Why not just say it could be for the first time in 8,500 years or so?  Then explain how that connects to how popular conception would interpret the term ‘ice age.’

Whew.

  *PostMedia News is not an outfit, incidentally, whose name is akin to such terms as post-Renaissance. The news agency is associated with the National Post newspaper, and includes much of the old CanWest confederation.

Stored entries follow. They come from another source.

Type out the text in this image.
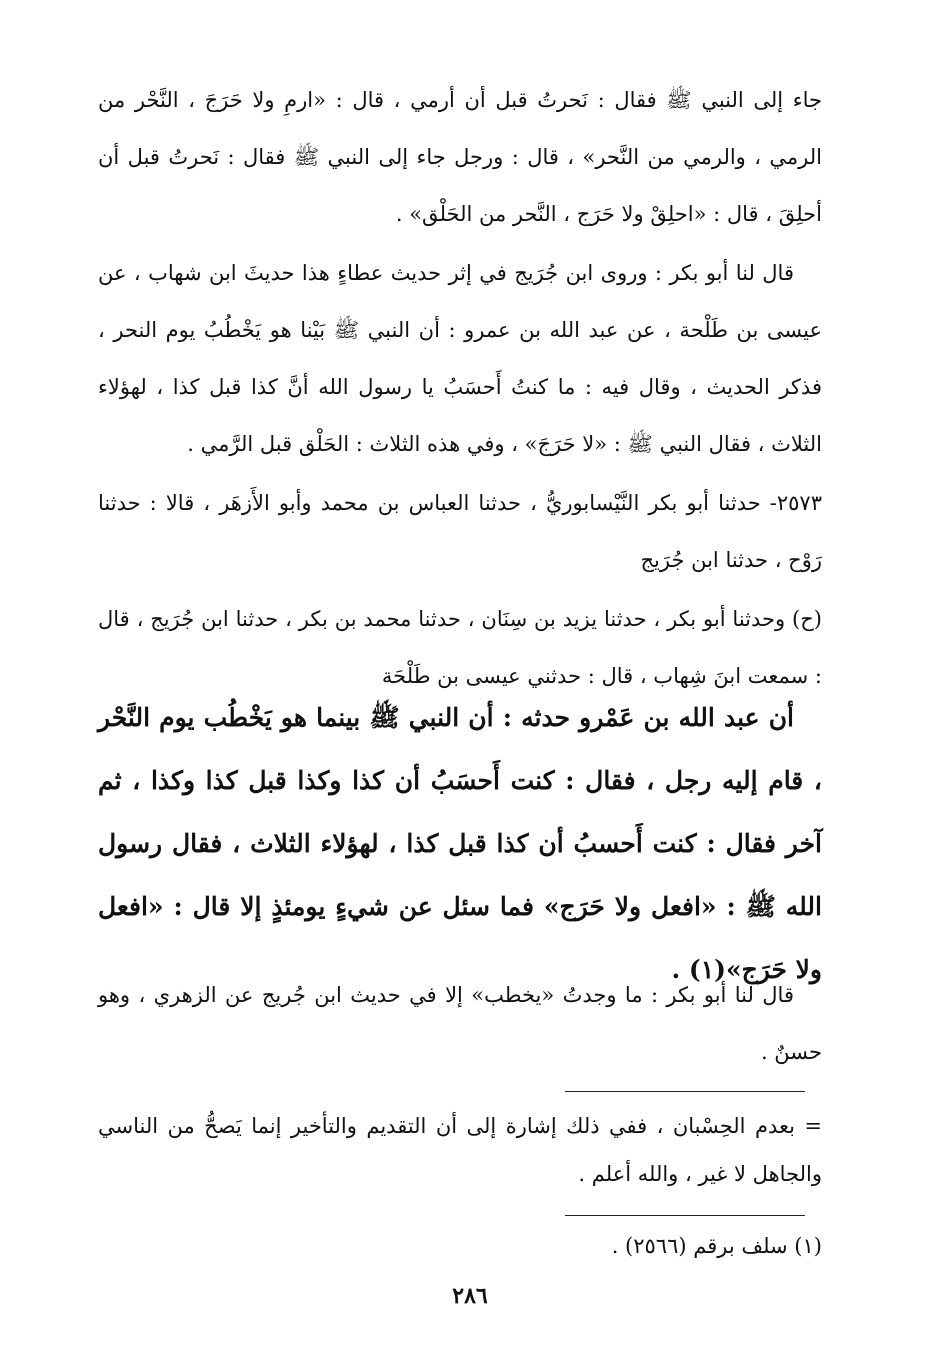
جاء إلى النبي ﷺ فقال : نَحرتُ قبل أن أرمي ، قال : «ارمِ ولا حَرَجَ ، النَّحْر من الرمي ، والرمي من النَّحر» ، قال : ورجل جاء إلى النبي ﷺ فقال : نَحرتُ قبل أن أحلِقَ ، قال : «احلِقْ ولا حَرَج ، النَّحر من الحَلْق» .

قال لنا أبو بكر : وروى ابن جُرَيج في إثر حديث عطاءٍ هذا حديثَ ابن شهاب ، عن عيسى بن طَلْحة ، عن عبد الله بن عمرو : أن النبي ﷺ بَيْنا هو يَخْطُبُ يوم النحر ، فذكر الحديث ، وقال فيه : ما كنتُ أَحسَبُ يا رسول الله أنَّ كذا قبل كذا ، لهؤلاء الثلاث ، فقال النبي ﷺ : «لا حَرَجَ» ، وفي هذه الثلاث : الحَلْق قبل الرَّمي .

٢٥٧٣- حدثنا أبو بكر النَّيْسابوريُّ ، حدثنا العباس بن محمد وأبو الأَزهَر ، قالا : حدثنا رَوْح ، حدثنا ابن جُرَيج

(ح) وحدثنا أبو بكر ، حدثنا يزيد بن سِنَان ، حدثنا محمد بن بكر ، حدثنا ابن جُرَيج ، قال : سمعت ابنَ شِهاب ، قال : حدثني عيسى بن طَلْحَة

أن عبد الله بن عَمْرو حدثه : أن النبي ﷺ بينما هو يَخْطُب يوم النَّحْر ، قام إليه رجل ، فقال : كنت أَحسَبُ أن كذا وكذا قبل كذا وكذا ، ثم آخر فقال : كنت أَحسبُ أن كذا قبل كذا ، لهؤلاء الثلاث ، فقال رسول الله ﷺ : «افعل ولا حَرَج» فما سئل عن شيءٍ يومئذٍ إلا قال : «افعل ولا حَرَج»(١) .

قال لنا أبو بكر : ما وجدتُ «يخطب» إلا في حديث ابن جُريج عن الزهري ، وهو حسنٌ .

= بعدم الحِسْبان ، ففي ذلك إشارة إلى أن التقديم والتأخير إنما يَصحُّ من الناسي والجاهل لا غير ، والله أعلم .

(١) سلف برقم (٢٥٦٦) .

٢٨٦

I have other questions, such as why or whether bowheads don’t also connect their Pacific and Atlantic populations via the Northeast Passage, along Siberia’s coast. And, whether the two groups seem particularly genetically or behaviorally distinct. A longer reporting visit to the topic could be revealing.

 

Other, including very local, Bowhead Whaling News:

 

Grist for the Mill: Royal Society Press Release ; Biology Letters The Northwest Passage opens for bowhead whales, full text.

- Charlie Petit

 

 

One Response to “Smattering of Ink: Bowhead whales in Arctic, East meets West again.”

  1. Neil Kelley Says:

    Why not “since the hypsithermal” or “since the Holocene Climate Optimum?” Okay, I’m kidding. Maybe.

    The fact that global climate was generally warmer immediately after the last glacial maximum than it is today is a fairly interesting point that merits broader recognition.

    Quite a lot of work has been done on the genetic structure of Bowhead populations, including some studies that recovered evidence of ancient and recent gene exchange across the NW passage. The Spitsbergen population is declining rapidly and is geographically more separated from the Pacific populations than the Baffin Bay population so crossing the NE passage would involve a much longer journey. There are apparent differences in song patterns among the different populations. So, yes the information is out there it would be interesting to see a story that went into greater depth.

    I was sorry to see that nobody quoted Melville, who mentioned in Moby Dick that Greenland-style harpoons were reportedly found in Bering Sea whales in the 19th century. The paper mentions these reports in passing but writes them off as apocryphal. Given the astonishingly long lifespans of these whales, however it makes for an interesting plot point. There may well be whales swimming in the Arctic today that were calves when Moby Dick was published!